Le général Mohamed Farah Aïdid, mort au combat en août 1996, est remplacé par son fils Hussein Mohamed Aïdid, dont les troupes tiennent une partie du centre et du sud du pays. Le Nord-Ouest, l'ancien Somaliland, est solidement contrôlé par Mohamed Ibrahim Egal, élu par ses partisans président de la République autoproclamée du Somaliland le 23 février 1997. Chaque région du pays est contrôlée par des factions rivales. A l'initiative de l'Ethiopie et du Kenya, une réunion de conciliation entre les principales factions à Sodere débouche sur un accord de gouvernement, le 3 janvier 1997, sans régler le problème du désarmement des milices et de la reconstruction de l'Etat.          

1998-2003 : Conférence de réconciliation

En 1998, le Puntland (nord-est du pays) s'autoproclame région autonome. En 2000, la conférence d'Arta, sous l'égide de l'ONU, est aussi dénuée de résultat que les douze accords de paix précédents. Le 26 août 2000, le Parlement de transition élit un nouveau président en la personne d'Abdiqasim Salad Hassan, mais le pays reste aux prises avec des rivalités claniques. En juillet 2003, la conférence de réconciliation aboutit à un projet de charte nationale prévoyant le fédéralisme.                  

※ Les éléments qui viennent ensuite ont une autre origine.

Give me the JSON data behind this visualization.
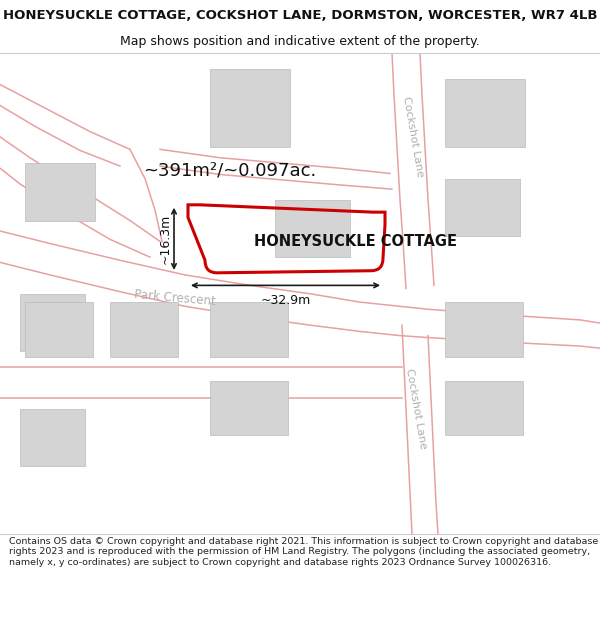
{
  "title_line1": "HONEYSUCKLE COTTAGE, COCKSHOT LANE, DORMSTON, WORCESTER, WR7 4LB",
  "title_line2": "Map shows position and indicative extent of the property.",
  "property_label": "HONEYSUCKLE COTTAGE",
  "area_label": "~391m²/~0.097ac.",
  "dim_width": "~32.9m",
  "dim_height": "~16.3m",
  "street_cockshot_top": "Cockshot Lane",
  "street_cockshot_bot": "Cockshot Lane",
  "street_park": "Park Crescent",
  "footer_text": "Contains OS data © Crown copyright and database right 2021. This information is subject to Crown copyright and database rights 2023 and is reproduced with the permission of HM Land Registry. The polygons (including the associated geometry, namely x, y co-ordinates) are subject to Crown copyright and database rights 2023 Ordnance Survey 100026316.",
  "bg_color": "#f5f5f5",
  "building_fill": "#d4d4d4",
  "building_edge": "#bbbbbb",
  "road_color": "#e8a0a0",
  "property_color": "#cc0000",
  "dim_color": "#1a1a1a",
  "text_dark": "#111111",
  "text_street": "#b0b0b0",
  "title_color": "#111111",
  "footer_color": "#222222",
  "separator_color": "#cccccc"
}
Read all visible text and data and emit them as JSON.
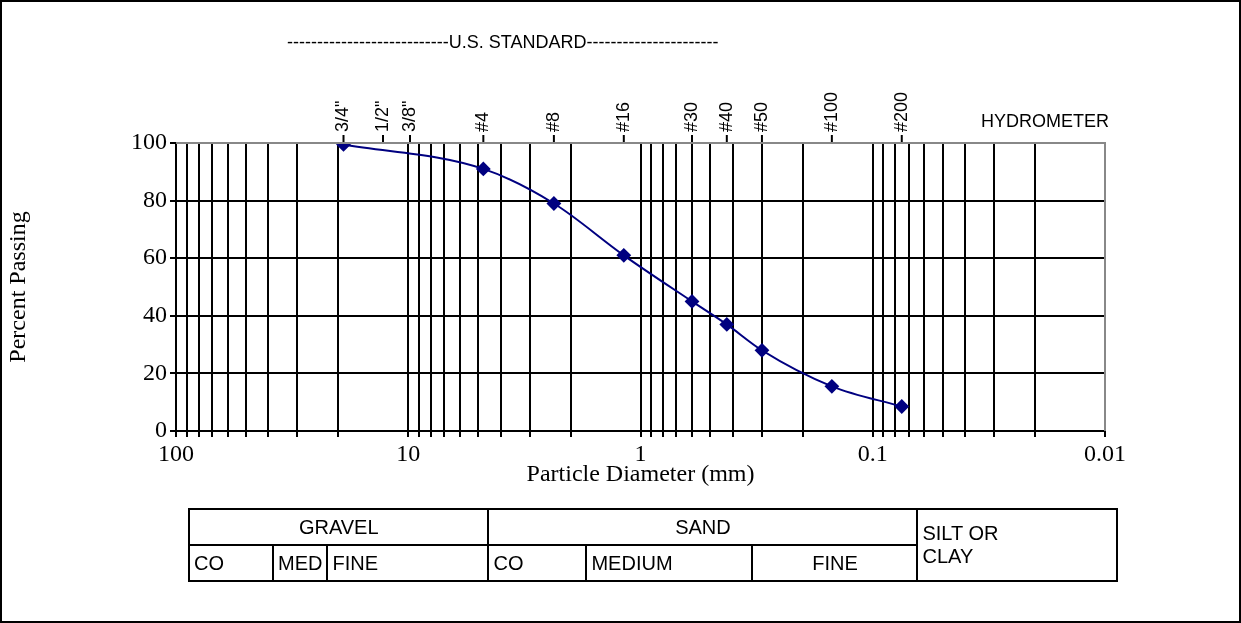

2004 : Création d'un Parlement intérimaire

Le 29 janvier 2004, un accord entre les chefs de guerre permet la création d'un Parlement intérimaire. Le 22 août, le Parlement de transition est inauguré à Nairobi, au Kenya, les conditions de sécurité n'étant pas réunies pour qu'il siège en Somalie. Le 10 octobre, Abdullahi Yusuf Ahmed, président de l'Etat régional du Puntland, est élu président de la Somalie par les parlementaires réunis à Nairobi. Le 3 novembre, le nouveau président nomme un premier ministre, Ali Mohamed Gedi, un nouveau pas vers la mise en place d'un gouvernement stable.                       

2006 : Victoire puis défaite des forces islamistes
En mai, les affrontements entre les fondamentalistes islamistes et les membres de l'Alliance pour la restauration de la paix et contre le terrorisme (réunissant les chefs de guerre), soutenue par Washington, provoquent la mort de dizaines de civils à Mogadiscio. Le 5 juin, les Tribunaux islamiques prennent la capitale somalienne. Puis, ils poursuivent leur offensive. Lors d'une opération éclair, le 14 juin, ils prennent la ville de Jowhar (à 90 km au nord de Mogadiscio).